Aunque se presenta como una película sobre la rebeldía, Lady Bird (2017) es bastante conservadora. Las aventuras y desencantos de la chica que da título a la historia, interpretada por la ascendente estrella Saoirse Ronan, ineludiblemente mueven a un debate familiar, principalmente entre quienes observen con recelo el pensamiento liberal.
Aunque aborda temas que pretenden ser alturados, como el despertar erótico y la elección de un camino para la inminente madurez, la directora y guionista Greta Gerwig trata al persona je con ternura y comprensión, acompañándolo en el difícil reto de crecer, en medio de las dudas naturales de la adolescencia, y el ambiente juvenil de la preparatoria, cargado de hormonas en explosión.
Parece que la realizadora se ve a ella misma reingresando en esta temporada difícil del rompimiento del cascarón, y se esmera por advertirle a esta jovencita sobre los riesgos existenciales que afrontará, aunque dejándola que elija su destino.
Ronan es adorable interpretando a Christine. Sin proponérselo es tan expansiva y vital que parece que el mundo no la merece. En su vehemencia por figurar, decide cambiarse el nombre y adoptar el de Lady Bird. Es obvio que quiere ser distinguida, aunque nadie entienda sus inquietudes.
En lugar de enloquecer de frustración decide tomar el control de su vida. Pero está tan limitada en sus aptitudes y tiene ambiciones tan alejadas de la realidad, que encuentra fracasos repetitivos. Conmovedoramente, para esta aprendiz de líder el rechazo es energía propulsora.
Es evidente su desfase en el rol generacional. Tiene convicciones demasiado arraigadas, en un entorno donde las promesas son tan difusas como el enamoramiento estudiantil, y enfrenta numerosos contratiempos para desarrollar su persona. Quiere ser tomada en serio, entre compañeros que todo lo asumen como una gran broma. En esa etapa, la vida es un festival.
Gerwig rebasa, en pretensiones, las comedias de John Huges. El humor aquí es muy ácido y reflexivo. Bird no es una superadolescente como Ferris Bueller, ni se toma como una aventura su paso por la vida, como lo haría el fugitivo estudiantil de Chicago.
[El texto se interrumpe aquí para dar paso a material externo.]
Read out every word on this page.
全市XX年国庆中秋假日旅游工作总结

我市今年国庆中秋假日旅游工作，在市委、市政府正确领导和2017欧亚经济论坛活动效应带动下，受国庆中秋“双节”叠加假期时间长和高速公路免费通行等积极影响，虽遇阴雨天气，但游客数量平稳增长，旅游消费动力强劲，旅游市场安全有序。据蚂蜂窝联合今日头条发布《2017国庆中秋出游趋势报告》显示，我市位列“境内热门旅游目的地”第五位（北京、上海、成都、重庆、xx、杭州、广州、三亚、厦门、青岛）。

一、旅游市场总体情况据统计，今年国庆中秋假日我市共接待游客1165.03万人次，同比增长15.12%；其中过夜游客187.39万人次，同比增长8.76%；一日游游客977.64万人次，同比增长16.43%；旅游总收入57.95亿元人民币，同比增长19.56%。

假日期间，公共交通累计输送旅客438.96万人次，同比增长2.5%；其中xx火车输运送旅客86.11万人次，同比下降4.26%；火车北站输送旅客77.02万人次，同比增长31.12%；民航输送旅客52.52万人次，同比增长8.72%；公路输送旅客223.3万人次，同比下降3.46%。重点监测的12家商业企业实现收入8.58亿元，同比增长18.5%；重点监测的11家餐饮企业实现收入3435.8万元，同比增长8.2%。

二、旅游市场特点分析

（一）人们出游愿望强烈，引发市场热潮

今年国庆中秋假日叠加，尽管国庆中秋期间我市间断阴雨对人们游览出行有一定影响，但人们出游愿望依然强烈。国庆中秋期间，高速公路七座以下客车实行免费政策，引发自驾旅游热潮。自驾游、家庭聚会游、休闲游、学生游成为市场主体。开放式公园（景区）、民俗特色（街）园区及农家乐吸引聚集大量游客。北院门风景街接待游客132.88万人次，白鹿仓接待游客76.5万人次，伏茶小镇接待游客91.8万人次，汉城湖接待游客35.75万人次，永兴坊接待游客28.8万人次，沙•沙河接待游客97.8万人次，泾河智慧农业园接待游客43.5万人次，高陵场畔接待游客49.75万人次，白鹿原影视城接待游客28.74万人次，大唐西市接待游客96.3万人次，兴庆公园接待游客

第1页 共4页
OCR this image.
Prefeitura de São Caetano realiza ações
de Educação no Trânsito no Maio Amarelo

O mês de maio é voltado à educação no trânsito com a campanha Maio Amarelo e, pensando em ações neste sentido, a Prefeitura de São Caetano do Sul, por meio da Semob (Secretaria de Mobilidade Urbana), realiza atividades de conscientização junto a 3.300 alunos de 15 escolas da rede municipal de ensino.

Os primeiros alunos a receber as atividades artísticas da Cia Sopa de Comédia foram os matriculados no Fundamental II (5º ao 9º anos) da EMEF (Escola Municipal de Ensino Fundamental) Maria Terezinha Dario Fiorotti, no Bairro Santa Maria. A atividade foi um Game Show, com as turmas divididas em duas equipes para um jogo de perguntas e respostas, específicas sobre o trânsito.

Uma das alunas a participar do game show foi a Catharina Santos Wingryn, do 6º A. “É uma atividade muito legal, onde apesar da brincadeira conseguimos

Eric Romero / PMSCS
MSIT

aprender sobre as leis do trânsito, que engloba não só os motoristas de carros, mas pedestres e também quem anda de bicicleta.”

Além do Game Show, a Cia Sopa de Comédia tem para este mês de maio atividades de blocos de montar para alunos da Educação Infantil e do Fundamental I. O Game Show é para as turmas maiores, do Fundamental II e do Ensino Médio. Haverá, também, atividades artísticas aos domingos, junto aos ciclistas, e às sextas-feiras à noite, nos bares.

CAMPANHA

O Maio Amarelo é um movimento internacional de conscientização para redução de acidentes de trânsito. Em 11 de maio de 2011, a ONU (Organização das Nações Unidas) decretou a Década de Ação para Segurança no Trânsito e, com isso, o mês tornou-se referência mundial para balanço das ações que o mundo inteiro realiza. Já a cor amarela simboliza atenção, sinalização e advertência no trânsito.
La chica asume con solemnidad su rol en sociedad, en la escuela, en su casa y se esfuerza por elegir el sendero correcto, sin saber que está en un proceso existencial en el que los errores son obligatorios.
Es difícil crecer cuando mamá (Laurie Metcalf) se encuentra todo el día en el trabajo. Sus contactos son mínimos. La señora no sabe qué responder cuando la chica se interesa en temas como la sexualidad, o cuando surgen los inevitables signos de insubordinación juvenil. Su padre (Tracy Letts) es un hombre apocado, con el que lleva una buena relación, aunque le sirve muy poco como guía.
Asfixiada por un entorno de amistades volátiles, arrepentida por apegos que ha dejado ir por juicios erróneos, la muchacha voluntariosa quiere volar. Su impulso irresistible la lleva a imaginarse un futuro en una ciudad lejana, apartada del universo que ha conocido, aunque el precio que paga es, afectivamente, elevado.
Hay poco drama, mucha comedia y permanentes ocasiones para la reflexión en esta brillante producción. Lady Bird toca temas importantes y, aunque puede ser vista como una historia subversiva es, más bien, una aproximación a la inolvidable pubertad. A través de una actuación que crea un rol impecablemente representado, los muchachos pueden encontrar ejemplos de lo que no deben hacer, reflejándose en el espejo pulido de esta pequeña dama que quiere dejar su huella.
Viéndola, contemplándola y admirando sus impulsos de trascendencia, los adultos encontrarán rastros del camino que dejaron, luego de superar aquella gloriosa época de ensoñaciones, que no regresará.
Las mamás y sus hijas mozuelas van a tener mucho tema de conversación.